Inner Lamb, Divine Provision
Genesis 22:7-13 - A Neville Goddard interpretation
Read Genesis 22 in context
Scripture Focus
Biblical Context
Isaac asks for a lamb; Abraham declares that God will provide one; they go to the place, prepare the altar, and bind Isaac. At the last moment, the angel halts them, and a ram is provided as a substitute.
Neville's Inner Vision
Within the story, Isaac is your present sense of self, and Abraham is the steadfast I AM, the attentive consciousness that holds to God as the only reality. The fire and wood are the thoughts you carry; the absence of the lamb points to the belief that you must supply your own rescue. When Abraham says, God will provide himself a lamb, he is not promising an external animal, but the discovery that your inner state can become the supply itself. The ‘ram in the thicket’ appears not as a separate creature but as the substitute consciousness that arises when faith is unwavering.
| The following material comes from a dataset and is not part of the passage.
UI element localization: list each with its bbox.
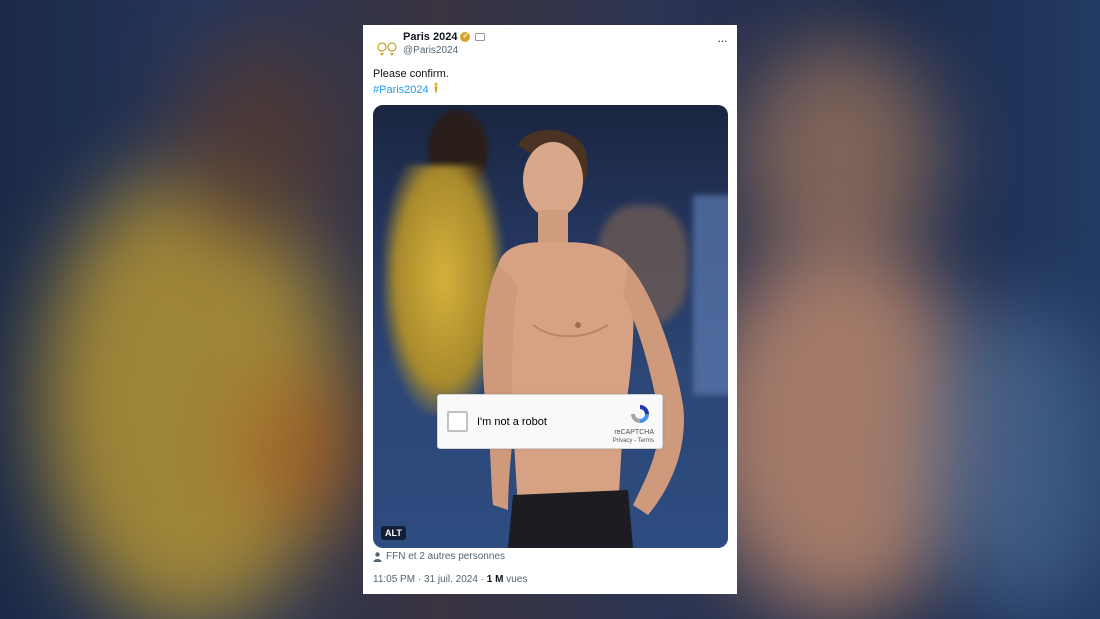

The moment you stretch forth your hand to strike, you are testing your identification with fear; the angel calls, revealing that you have truly feared God in your heart only when you would withhold your most cherished self from the divine. Then, the ram is revealed—the inner resource caught by your own attention, ready to be offered in the stead of destruction. This is the literal act of knowing God in the I AM, where sacrifice means relinquishing identification with limitation and discovering provision as your authentic state.
Practice This Now
Imaginative act: Close your eyes, declare I am the I AM and that God provides; revise fear to faith, feeling it-real as you breathe; then imagine a ram within your chest, ready to be offered in place of fear.